Injuries plague racing’s jewel
- by:Matt Stewart
- From:Herald Sun
- August 17, 2012 12:00am
The loss of Atlantic Jewel is a big blow to the spring carnvial. Picture: Rohan KellySource: The Daily Telegraph
THE nervous countdown to spring is a bit like an old car rattling down a bumpy road; wheels wobble and bits fly off.
There is always an attrition rate, you just hope the thing can be patched up until October.
In some ways news that Black Caviar would miss the carnival was refreshing, a chance to focus on something new, but only as long as Atlantic Jewel stayed on track.

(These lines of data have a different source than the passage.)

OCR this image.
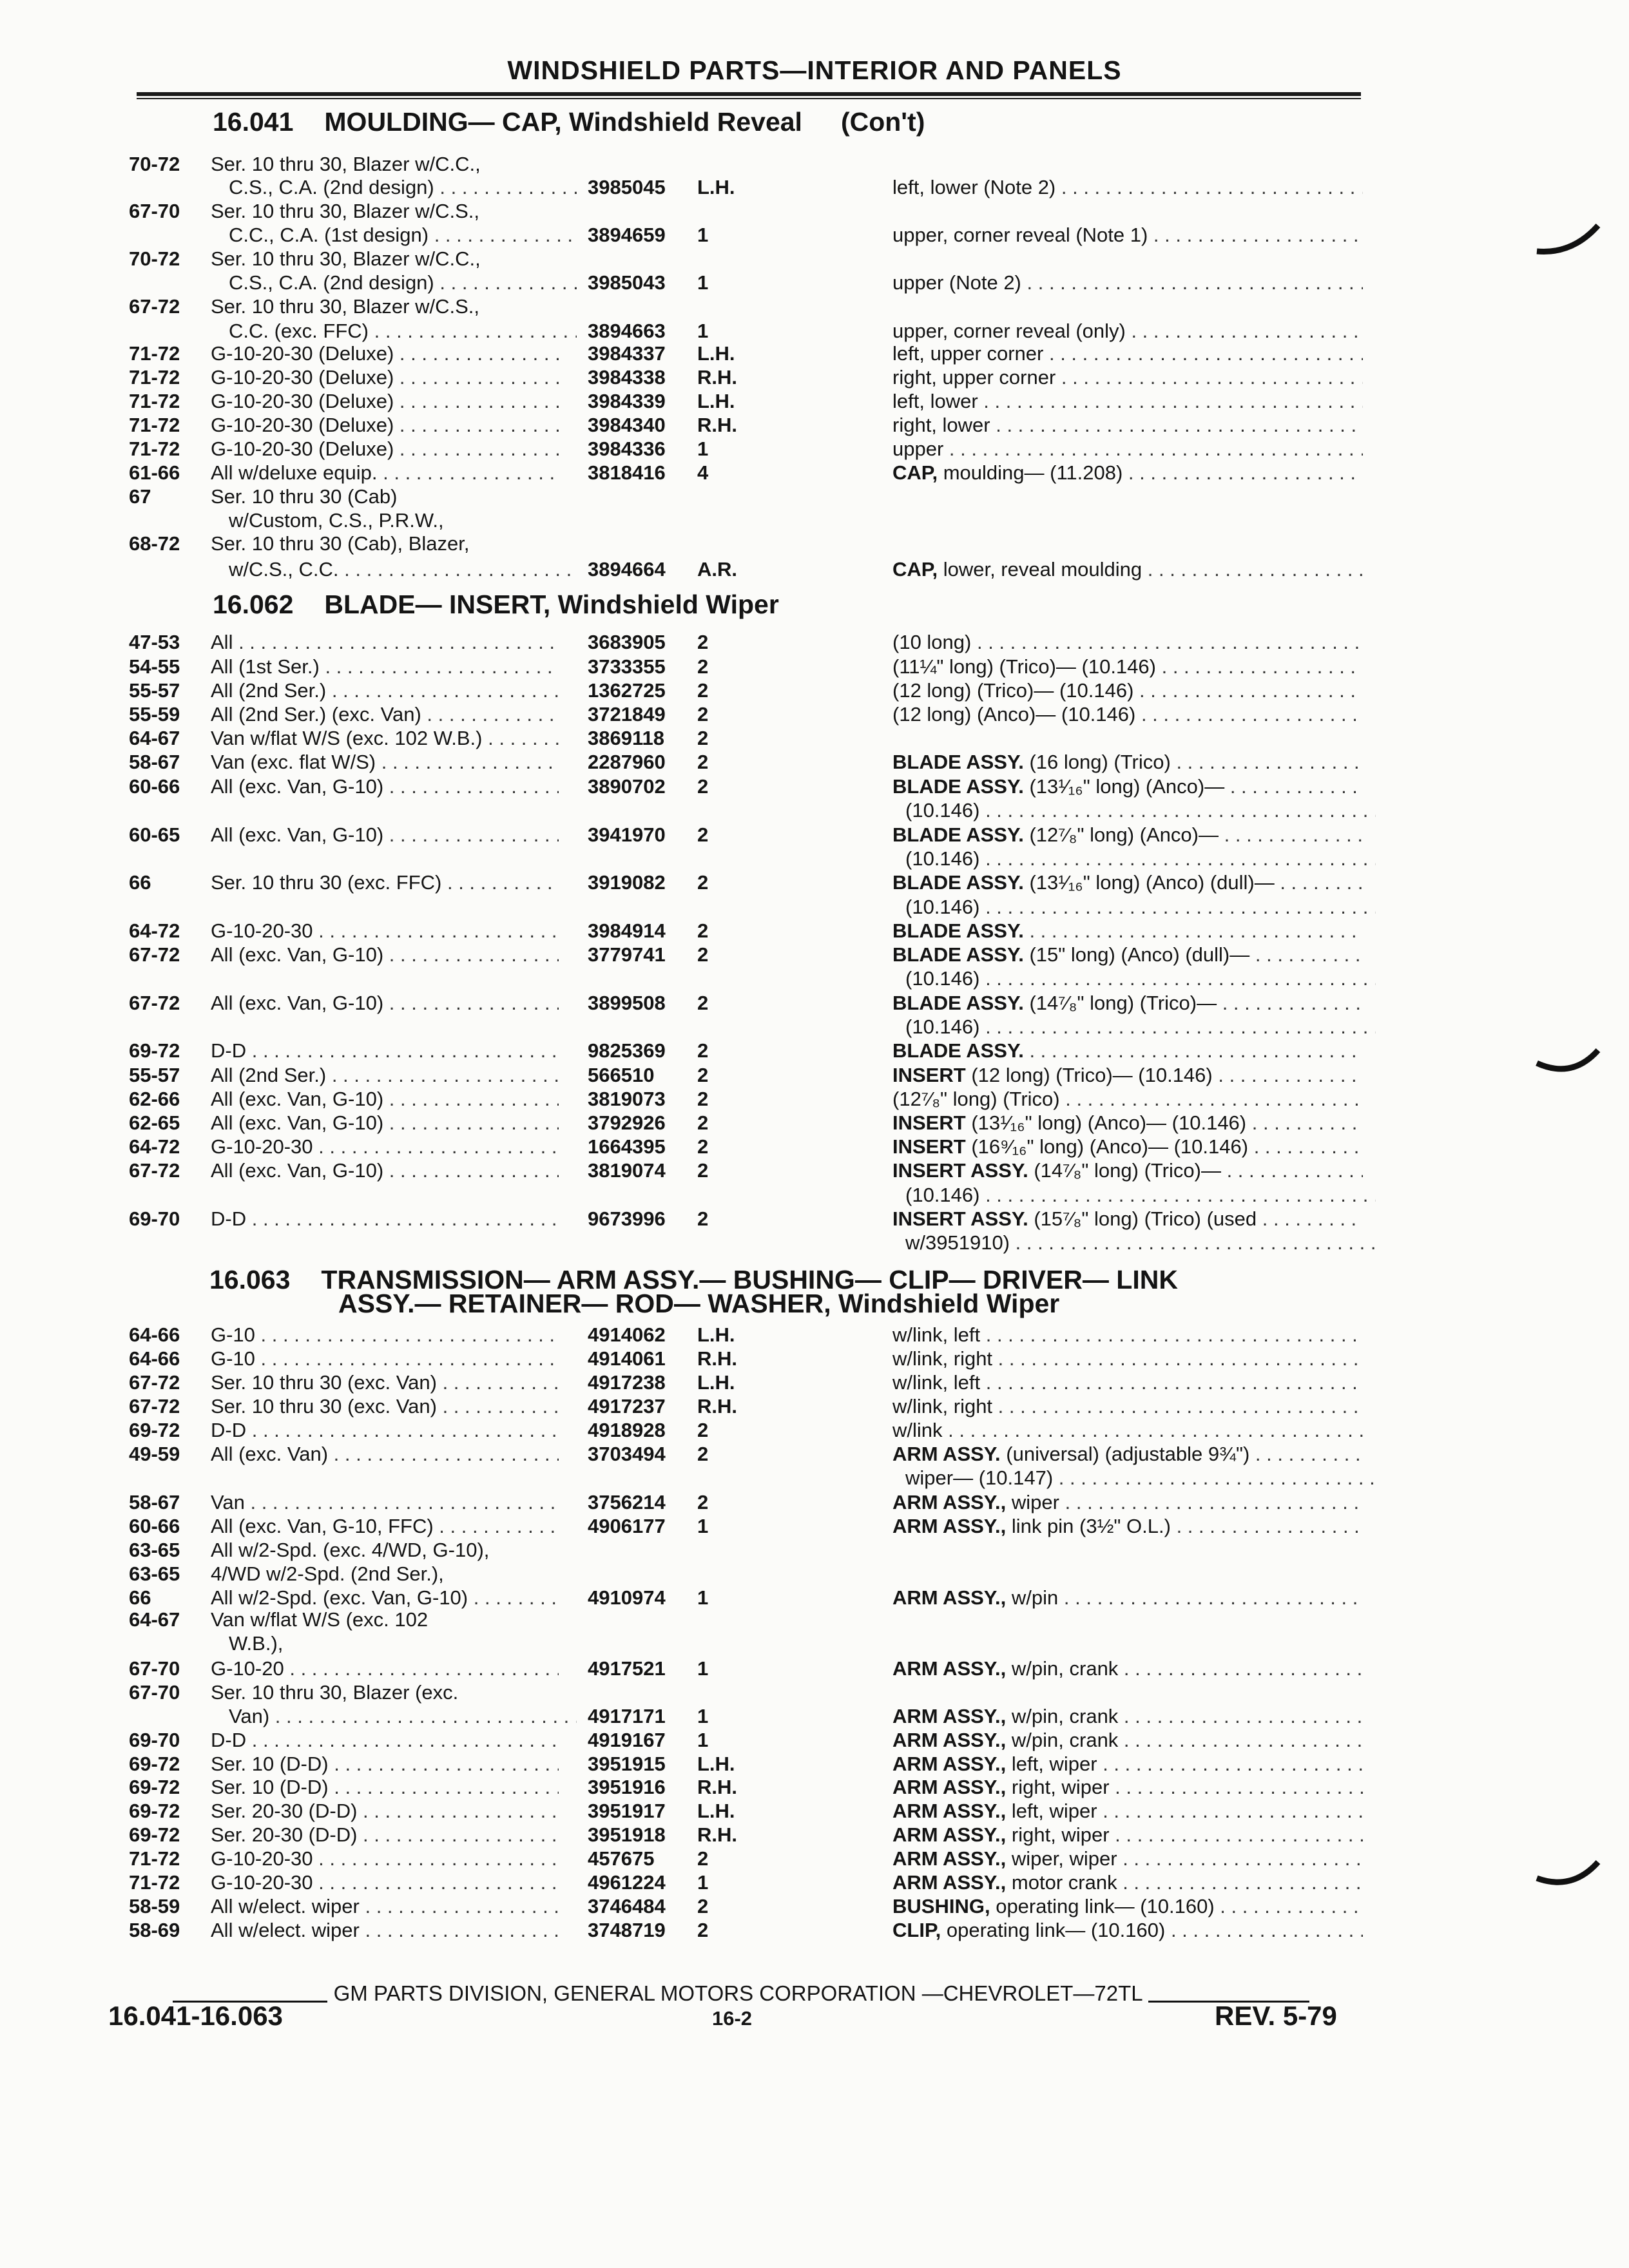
WINDSHIELD PARTS—INTERIOR AND PANELS
16.041 MOULDING— CAP, Windshield Reveal (Con't)
16.062 BLADE— INSERT, Windshield Wiper
16.063 TRANSMISSION— ARM ASSY.— BUSHING— CLIP— DRIVER— LINK
ASSY.— RETAINER— ROD— WASHER, Windshield Wiper
70-72 Ser. 10 thru 30, Blazer w/C.C.,
C.S., C.A. (2nd design) . . .	3985045 L.H.	left, lower (Note 2) . . .
67-70 Ser. 10 thru 30, Blazer w/C.S.,
C.C., C.A. (1st design) . . .	3894659 1	upper, corner reveal (Note 1) . . .
70-72 Ser. 10 thru 30, Blazer w/C.C.,
C.S., C.A. (2nd design) . . .	3985043 1	upper (Note 2) . . .
67-72 Ser. 10 thru 30, Blazer w/C.S.,
C.C. (exc. FFC) . . .	3894663 1	upper, corner reveal (only) . . .
71-72 G-10-20-30 (Deluxe) . . .	3984337 L.H.	left, upper corner . . .
71-72 G-10-20-30 (Deluxe) . . .	3984338 R.H.	right, upper corner . . .
71-72 G-10-20-30 (Deluxe) . . .	3984339 L.H.	left, lower . . .
71-72 G-10-20-30 (Deluxe) . . .	3984340 R.H.	right, lower . . .
71-72 G-10-20-30 (Deluxe) . . .	3984336 1	upper . . .
61-66 All w/deluxe equip. . . .	3818416 4	CAP, moulding— (11.208) . . .
67	Ser. 10 thru 30 (Cab)
w/Custom, C.S., P.R.W.,
68-72 Ser. 10 thru 30 (Cab), Blazer,
w/C.S., C.C. . . .	3894664 A.R.	CAP, lower, reveal moulding . . .
47-53 All . . .	3683905 2	(10 long) . . .
54-55 All (1st Ser.) . . .	3733355 2	(11¼" long) (Trico)— (10.146) . . .
55-57 All (2nd Ser.) . . .	1362725 2	(12 long) (Trico)— (10.146) . . .
55-59 All (2nd Ser.) (exc. Van) . . .	3721849 2	(12 long) (Anco)— (10.146) . . .
64-67 Van w/flat W/S (exc. 102 W.B.) . . .	3869118 2
58-67 Van (exc. flat W/S) . . .	2287960 2	BLADE ASSY. (16 long) (Trico) . . .
60-66 All (exc. Van, G-10) . . .	3890702 2	BLADE ASSY. (13¹⁄₁₆" long) (Anco)— . . .
(10.146) . . .
60-65 All (exc. Van, G-10) . . .	3941970 2	BLADE ASSY. (12⁷⁄₈" long) (Anco)— . . .
(10.146) . . .
66	Ser. 10 thru 30 (exc. FFC) . . .	3919082 2	BLADE ASSY. (13¹⁄₁₆" long) (Anco) (dull)— . . .
(10.146) . . .
64-72 G-10-20-30 . . .	3984914 2	BLADE ASSY. . . .
67-72 All (exc. Van, G-10) . . .	3779741 2	BLADE ASSY. (15" long) (Anco) (dull)— . . .
(10.146) . . .
67-72 All (exc. Van, G-10) . . .	3899508 2	BLADE ASSY. (14⁷⁄₈" long) (Trico)— . . .
(10.146) . . .
69-72 D-D . . .	9825369 2	BLADE ASSY. . . .
55-57 All (2nd Ser.) . . .	566510 2	INSERT (12 long) (Trico)— (10.146) . . .
62-66 All (exc. Van, G-10) . . .	3819073 2	(12⁷⁄₈" long) (Trico) . . .
62-65 All (exc. Van, G-10) . . .	3792926 2	INSERT (13¹⁄₁₆" long) (Anco)— (10.146) . . .
64-72 G-10-20-30 . . .	1664395 2	INSERT (16⁹⁄₁₆" long) (Anco)— (10.146) . . .
67-72 All (exc. Van, G-10) . . .	3819074 2	INSERT ASSY. (14⁷⁄₈" long) (Trico)— . . .
(10.146) . . .
69-70 D-D . . .	9673996 2	INSERT ASSY. (15⁷⁄₈" long) (Trico) (used . . .
w/3951910) . . .
64-66 G-10 . . .	4914062 L.H.	w/link, left . . .
64-66 G-10 . . .	4914061 R.H.	w/link, right . . .
67-72 Ser. 10 thru 30 (exc. Van) . . .	4917238 L.H.	w/link, left . . .
67-72 Ser. 10 thru 30 (exc. Van) . . .	4917237 R.H.	w/link, right . . .
69-72 D-D . . .	4918928 2	w/link . . .
49-59 All (exc. Van) . . .	3703494 2	ARM ASSY. (universal) (adjustable 9¾") . . .
wiper— (10.147) . . .
58-67 Van . . .	3756214 2	ARM ASSY., wiper . . .
60-66 All (exc. Van, G-10, FFC) . . .	4906177 1	ARM ASSY., link pin (3½" O.L.) . . .
63-65 All w/2-Spd. (exc. 4/WD, G-10),
63-65 4/WD w/2-Spd. (2nd Ser.),
66	All w/2-Spd. (exc. Van, G-10) . . .	4910974 1	ARM ASSY., w/pin . . .
64-67 Van w/flat W/S (exc. 102
W.B.),
67-70 G-10-20 . . .	4917521 1	ARM ASSY., w/pin, crank . . .
67-70 Ser. 10 thru 30, Blazer (exc.
Van) . . .	4917171 1	ARM ASSY., w/pin, crank . . .
69-70 D-D . . .	4919167 1	ARM ASSY., w/pin, crank . . .
69-72 Ser. 10 (D-D) . . .	3951915 L.H.	ARM ASSY., left, wiper . . .
69-72 Ser. 10 (D-D) . . .	3951916 R.H.	ARM ASSY., right, wiper . . .
69-72 Ser. 20-30 (D-D) . . .	3951917 L.H.	ARM ASSY., left, wiper . . .
69-72 Ser. 20-30 (D-D) . . .	3951918 R.H.	ARM ASSY., right, wiper . . .
71-72 G-10-20-30 . . .	457675 2	ARM ASSY., wiper, wiper . . .
71-72 G-10-20-30 . . .	4961224 1	ARM ASSY., motor crank . . .
58-59 All w/elect. wiper . . .	3746484 2	BUSHING, operating link— (10.160) . . .
58-69 All w/elect. wiper . . .	3748719 2	CLIP, operating link— (10.160) . . .
GM PARTS DIVISION, GENERAL MOTORS CORPORATION —CHEVROLET—72TL
16.041-16.063	16-2	REV. 5-79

This week’s injury to the unbeaten Atlantic Jewel was a terrible blow to a carnival that required a distraction from the growing race-fixing scandal.
Last year the casualty score was so severe in August that the carnival, at least the star horse factor, never really recovered.
Black Caviar cantered around a handful of times in an extended royal wave, the locals flapped about in the worst Caulfield Cup imaginable and were later humbled by the raiders in the Melbourne Cup, and the Cox Plate forced racegoers to get their heads around Pinker Pinker as a household name.
This year was going to be different but already the bits are falling off. With Atlantic Jewel, the engine collapsed through the chassis.
Lucas Cranach was going to be the X-factor weight-for-age horse, back in business after spring and autumn injuries, but he fell over again, as did Queensland Derby winner Brambles. Mosheen has had a throat operation, with trainer Robert Smerdon not unduly concerned, but at this time of year any setback is magnified.
Pierro is not injured, as such, but last season’s champion two-year-old has had his campaign delayed. He will almost certainly miss the Golden Rose, described as strategic by the Gai Waterhouse camp, but when was the last time she passed up a $1 million gift?
Manawanui, whose early autumn exit was seen as a blessing in disguise, is off his tucker and giving trainer Ron Leemon sleepless nights.
“He’s not 100 per cent,” he said. “When they’re off their feed, you can’t work them and horses at this level need to be super fit.”
The Cox Plate, already unrecognisable from a week ago, is now virtually ruled out for Manawanui.
“But we’re still hanging in there as far as the spring goes,” he said.
Even this far out, most eggs are in the three-year-old basket.
Black Caviar’s half brother All Too Hard ranks with his autumn nemesis, Pierro, as the brightest prospects for the spring.
“I hope he is the superstar,” jockey Dwayne Dunn said. “But as we’ve seen, in racing anything can happen in a week.”